Wdrapałam się szóste piętro Qubusa po raz ósmy. Nie, nie dlatego że tak mi się zachciało. Ale dlatego, że do obie windy były akurat okupowane przez gości hotelu – nadworne damy w jedwabnych sukienkach i żakietach z kaszmiru oraz ich mężów businessmanów w złotych zegarkach.
Zerknęłam tylko na swoje dżinsy i tym razem białą koszulę z łatami na łokciach… Hej! Ale ja mam skórzane trampki i ładny zegarek.
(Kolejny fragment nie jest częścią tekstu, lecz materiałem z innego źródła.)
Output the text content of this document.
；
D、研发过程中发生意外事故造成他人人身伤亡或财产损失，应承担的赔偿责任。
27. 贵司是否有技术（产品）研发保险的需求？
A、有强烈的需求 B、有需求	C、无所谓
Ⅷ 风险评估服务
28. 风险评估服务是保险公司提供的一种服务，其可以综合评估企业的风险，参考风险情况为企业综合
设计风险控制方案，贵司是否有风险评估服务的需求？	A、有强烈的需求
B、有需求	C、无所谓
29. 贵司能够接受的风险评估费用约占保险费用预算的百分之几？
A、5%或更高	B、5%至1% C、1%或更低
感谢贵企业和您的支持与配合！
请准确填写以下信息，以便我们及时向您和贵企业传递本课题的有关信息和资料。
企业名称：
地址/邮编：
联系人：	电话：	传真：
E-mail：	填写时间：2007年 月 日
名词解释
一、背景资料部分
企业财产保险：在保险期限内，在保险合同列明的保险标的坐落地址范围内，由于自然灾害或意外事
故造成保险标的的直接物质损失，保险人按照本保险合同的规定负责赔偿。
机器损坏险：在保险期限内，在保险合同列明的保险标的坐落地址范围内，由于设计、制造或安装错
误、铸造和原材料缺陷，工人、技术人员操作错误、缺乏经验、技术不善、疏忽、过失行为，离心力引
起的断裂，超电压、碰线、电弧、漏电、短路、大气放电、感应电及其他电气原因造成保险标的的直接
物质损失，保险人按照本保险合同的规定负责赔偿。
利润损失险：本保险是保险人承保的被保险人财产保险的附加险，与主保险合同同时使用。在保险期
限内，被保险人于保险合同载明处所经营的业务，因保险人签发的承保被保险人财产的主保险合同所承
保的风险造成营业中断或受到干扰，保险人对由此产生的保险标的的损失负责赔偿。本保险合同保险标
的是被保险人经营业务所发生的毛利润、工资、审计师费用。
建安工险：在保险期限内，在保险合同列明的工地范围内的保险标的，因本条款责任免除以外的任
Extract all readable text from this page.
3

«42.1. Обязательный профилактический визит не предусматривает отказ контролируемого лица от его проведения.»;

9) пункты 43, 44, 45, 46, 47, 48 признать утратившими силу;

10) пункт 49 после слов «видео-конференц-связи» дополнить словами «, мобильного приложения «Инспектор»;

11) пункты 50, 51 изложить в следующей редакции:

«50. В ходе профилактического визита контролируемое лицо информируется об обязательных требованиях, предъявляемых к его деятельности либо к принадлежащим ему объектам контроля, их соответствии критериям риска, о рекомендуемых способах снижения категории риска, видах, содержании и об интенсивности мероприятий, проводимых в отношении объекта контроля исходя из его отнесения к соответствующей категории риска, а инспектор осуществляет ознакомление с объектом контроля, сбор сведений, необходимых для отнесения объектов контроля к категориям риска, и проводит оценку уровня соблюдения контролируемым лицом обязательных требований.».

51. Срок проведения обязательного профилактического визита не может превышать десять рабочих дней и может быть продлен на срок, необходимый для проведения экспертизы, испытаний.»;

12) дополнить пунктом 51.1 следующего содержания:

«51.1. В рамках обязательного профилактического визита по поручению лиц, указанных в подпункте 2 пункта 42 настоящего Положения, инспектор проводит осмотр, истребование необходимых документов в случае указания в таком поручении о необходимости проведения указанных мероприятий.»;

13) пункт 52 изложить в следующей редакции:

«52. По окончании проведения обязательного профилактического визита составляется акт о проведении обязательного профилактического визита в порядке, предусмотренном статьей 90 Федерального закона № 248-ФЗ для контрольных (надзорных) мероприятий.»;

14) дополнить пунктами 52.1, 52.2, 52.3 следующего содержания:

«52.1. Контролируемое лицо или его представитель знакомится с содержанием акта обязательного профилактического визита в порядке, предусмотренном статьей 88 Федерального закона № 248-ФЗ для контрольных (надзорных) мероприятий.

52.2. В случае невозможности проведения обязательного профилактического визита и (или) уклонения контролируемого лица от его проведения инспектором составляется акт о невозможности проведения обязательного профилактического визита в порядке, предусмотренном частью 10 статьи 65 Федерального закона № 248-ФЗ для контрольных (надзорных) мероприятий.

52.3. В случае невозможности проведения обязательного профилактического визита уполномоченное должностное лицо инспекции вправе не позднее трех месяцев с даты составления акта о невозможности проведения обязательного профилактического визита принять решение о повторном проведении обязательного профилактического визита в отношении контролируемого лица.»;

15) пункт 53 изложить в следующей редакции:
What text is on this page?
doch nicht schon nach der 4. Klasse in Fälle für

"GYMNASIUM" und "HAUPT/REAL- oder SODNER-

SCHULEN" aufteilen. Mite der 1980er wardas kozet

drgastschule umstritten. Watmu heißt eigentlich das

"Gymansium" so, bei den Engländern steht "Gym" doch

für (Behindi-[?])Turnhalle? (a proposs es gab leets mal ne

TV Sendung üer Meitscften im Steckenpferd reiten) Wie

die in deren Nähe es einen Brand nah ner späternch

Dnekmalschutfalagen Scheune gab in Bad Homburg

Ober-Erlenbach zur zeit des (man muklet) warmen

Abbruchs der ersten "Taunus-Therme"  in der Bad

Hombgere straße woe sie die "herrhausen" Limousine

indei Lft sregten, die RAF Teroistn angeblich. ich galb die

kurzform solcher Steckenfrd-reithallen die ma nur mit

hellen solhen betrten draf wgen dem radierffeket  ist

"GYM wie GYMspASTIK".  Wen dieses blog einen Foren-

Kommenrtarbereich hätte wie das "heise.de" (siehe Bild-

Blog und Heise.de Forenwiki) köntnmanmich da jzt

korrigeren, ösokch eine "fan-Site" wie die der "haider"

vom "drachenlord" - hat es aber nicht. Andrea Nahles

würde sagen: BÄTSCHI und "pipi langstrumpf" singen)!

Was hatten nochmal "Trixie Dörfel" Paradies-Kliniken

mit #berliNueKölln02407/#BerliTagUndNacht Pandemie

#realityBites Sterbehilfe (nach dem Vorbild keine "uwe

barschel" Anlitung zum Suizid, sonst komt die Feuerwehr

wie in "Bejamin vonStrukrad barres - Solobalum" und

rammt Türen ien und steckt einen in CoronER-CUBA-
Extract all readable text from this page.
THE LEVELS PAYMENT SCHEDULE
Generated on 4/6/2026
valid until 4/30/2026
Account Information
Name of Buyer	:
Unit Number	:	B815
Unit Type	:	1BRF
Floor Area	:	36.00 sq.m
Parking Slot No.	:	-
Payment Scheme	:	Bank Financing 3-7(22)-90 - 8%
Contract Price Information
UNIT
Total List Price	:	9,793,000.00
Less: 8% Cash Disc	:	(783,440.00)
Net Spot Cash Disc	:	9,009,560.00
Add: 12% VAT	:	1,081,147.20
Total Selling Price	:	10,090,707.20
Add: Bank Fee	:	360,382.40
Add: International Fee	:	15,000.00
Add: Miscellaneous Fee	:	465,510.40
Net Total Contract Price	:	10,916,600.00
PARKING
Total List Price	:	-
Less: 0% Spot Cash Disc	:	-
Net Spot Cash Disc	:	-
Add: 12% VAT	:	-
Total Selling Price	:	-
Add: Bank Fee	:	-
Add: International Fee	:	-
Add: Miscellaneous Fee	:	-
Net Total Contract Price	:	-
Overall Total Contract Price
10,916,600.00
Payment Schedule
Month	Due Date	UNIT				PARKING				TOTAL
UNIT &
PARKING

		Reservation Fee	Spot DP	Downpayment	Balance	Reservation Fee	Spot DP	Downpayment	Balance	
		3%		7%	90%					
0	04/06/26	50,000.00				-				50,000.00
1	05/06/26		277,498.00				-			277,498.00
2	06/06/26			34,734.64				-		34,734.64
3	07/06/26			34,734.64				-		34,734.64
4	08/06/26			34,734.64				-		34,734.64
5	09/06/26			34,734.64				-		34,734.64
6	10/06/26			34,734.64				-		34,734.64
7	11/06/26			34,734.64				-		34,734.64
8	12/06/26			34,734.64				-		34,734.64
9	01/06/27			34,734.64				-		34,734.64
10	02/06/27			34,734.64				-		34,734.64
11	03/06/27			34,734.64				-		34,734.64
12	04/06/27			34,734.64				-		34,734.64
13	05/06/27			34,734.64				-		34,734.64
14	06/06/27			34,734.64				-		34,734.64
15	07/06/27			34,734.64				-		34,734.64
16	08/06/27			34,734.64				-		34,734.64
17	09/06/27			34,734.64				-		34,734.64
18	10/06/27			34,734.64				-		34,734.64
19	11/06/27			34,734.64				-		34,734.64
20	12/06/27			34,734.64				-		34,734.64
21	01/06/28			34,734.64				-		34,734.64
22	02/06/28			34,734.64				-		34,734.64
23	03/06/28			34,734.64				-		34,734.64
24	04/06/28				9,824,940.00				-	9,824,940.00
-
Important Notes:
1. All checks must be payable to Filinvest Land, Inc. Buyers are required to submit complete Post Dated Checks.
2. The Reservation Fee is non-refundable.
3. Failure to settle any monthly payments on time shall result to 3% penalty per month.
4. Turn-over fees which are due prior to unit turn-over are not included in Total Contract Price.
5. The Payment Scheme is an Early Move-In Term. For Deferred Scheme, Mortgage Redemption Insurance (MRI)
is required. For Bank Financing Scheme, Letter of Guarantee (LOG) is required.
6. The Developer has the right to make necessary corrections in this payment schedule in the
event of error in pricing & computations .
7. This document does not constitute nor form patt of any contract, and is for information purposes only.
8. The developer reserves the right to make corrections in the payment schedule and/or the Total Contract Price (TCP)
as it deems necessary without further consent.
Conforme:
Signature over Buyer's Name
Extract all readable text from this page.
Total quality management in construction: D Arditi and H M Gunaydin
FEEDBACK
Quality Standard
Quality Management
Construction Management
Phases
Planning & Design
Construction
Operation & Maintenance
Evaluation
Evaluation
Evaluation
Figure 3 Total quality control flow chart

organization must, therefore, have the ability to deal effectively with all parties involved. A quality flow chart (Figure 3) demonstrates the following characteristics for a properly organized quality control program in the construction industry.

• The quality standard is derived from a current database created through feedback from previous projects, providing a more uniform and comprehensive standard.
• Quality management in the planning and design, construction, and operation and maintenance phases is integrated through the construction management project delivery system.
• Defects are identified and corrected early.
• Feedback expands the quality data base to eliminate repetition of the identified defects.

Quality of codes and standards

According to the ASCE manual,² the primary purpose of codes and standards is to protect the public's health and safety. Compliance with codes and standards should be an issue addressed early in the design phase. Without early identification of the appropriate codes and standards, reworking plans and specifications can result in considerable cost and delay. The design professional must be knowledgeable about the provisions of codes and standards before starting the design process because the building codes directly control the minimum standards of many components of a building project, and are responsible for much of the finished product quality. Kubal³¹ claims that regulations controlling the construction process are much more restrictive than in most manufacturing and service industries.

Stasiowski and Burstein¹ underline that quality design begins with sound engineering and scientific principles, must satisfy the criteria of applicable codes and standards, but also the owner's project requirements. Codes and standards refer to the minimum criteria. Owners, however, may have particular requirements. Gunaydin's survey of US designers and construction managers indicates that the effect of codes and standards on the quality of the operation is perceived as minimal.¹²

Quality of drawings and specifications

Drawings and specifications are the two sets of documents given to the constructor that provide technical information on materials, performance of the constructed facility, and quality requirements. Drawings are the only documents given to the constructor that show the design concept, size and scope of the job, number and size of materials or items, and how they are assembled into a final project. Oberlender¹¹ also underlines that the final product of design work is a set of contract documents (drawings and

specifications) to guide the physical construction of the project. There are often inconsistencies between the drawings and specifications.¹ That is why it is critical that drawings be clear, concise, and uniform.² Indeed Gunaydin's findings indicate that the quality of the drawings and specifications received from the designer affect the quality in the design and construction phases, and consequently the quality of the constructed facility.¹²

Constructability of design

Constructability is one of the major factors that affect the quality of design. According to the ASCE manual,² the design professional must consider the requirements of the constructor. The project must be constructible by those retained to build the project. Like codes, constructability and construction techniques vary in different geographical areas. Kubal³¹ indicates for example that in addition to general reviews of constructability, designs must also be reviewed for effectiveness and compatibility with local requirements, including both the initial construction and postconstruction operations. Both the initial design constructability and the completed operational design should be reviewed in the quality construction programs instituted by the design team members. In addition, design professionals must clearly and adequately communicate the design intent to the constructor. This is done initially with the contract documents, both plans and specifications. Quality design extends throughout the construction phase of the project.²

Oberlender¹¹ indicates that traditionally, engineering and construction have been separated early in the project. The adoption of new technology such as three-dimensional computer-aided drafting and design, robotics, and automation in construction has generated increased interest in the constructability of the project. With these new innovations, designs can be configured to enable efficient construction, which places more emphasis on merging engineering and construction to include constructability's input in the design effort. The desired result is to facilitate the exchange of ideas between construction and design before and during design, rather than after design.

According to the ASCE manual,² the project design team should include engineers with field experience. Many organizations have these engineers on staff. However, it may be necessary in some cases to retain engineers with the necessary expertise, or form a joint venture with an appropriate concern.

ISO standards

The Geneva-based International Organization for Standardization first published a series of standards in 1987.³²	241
Ech, jednak nie pasuję. Poza tym, jak zwykle byłam wielbłądem, który tachał na garbie torbę z laptopem, walizkę z narzędziami i torbę z jedzeniem (no bo bez przesady, prowiant musi być). Co mi tam, jachtu nie mam, ale przecież wszyscy homo sapiens jesteśmy i sztućców  używamy (dobra, nie zawsze, ale zazwyczaj).  Zadreptałam  do holu windowego i przywitałam się z pierwszym „prezesem”.
Ożeż! Ale miał głos… chyba z Gienkiem Loską w tym samym barze przesiadywał zanim zawiązał krawat i wdział swoje krokodyle czółna. Gawędzę kilka sekund i już przyłączył się do rozmowy jego klon klasy buissnes.
– Nie do wiary! Na prawdę niespotykane, aby kobieta takim męskim zawodem się imała.
– A jednak. Nic w tym nadzwyczajnego. Lubię to i tym się zajmuję. Fakt – zrosłam się męskim światem w pracy i w życiu, co nie znaczy, że sukienek nie zakładam.
– Oczywiście, nie wątpię. (Dama w żakiecie z kaszmiru złapała go pod ramię. A co! Demonstracja własności musi być. W końcu to lwice polują, aby król mógł się najeść)
Wsiedliśmy do windy i od razu wiedziałam, że to był błąd. Aby nie opisywać mojego odruchu wymiotnego z trudem powstrzymywanego, czy wyrazu twarzy człowieka któremu wbito sztylet w żołądek, a który musi trzymać ster aby statek nie zatonął, wspomnę jedynie o impulsywnym i raczej spontanicznym ruchu moich kosmków jelitowych. Krótko i zwięźle – nie mogę przebywać w pomieszczeniach, gdzie stężenie procentowe oparów drogich (tanich również) perfum przekracza dopuszczalne i nieszkodliwe dla mojej osoby 10%.
– Pójdę pieszo, muszę jeszcze zahaczyć o pokój i zabrać co nieco.
– A na bankiet pani wstąpi?
– Wątpię, jestem w pracy. Poza tym na poddaszu, koło centrali nawiewnej jest całkiem przyjemnie… jak jest wyłączona. Miłego dnia!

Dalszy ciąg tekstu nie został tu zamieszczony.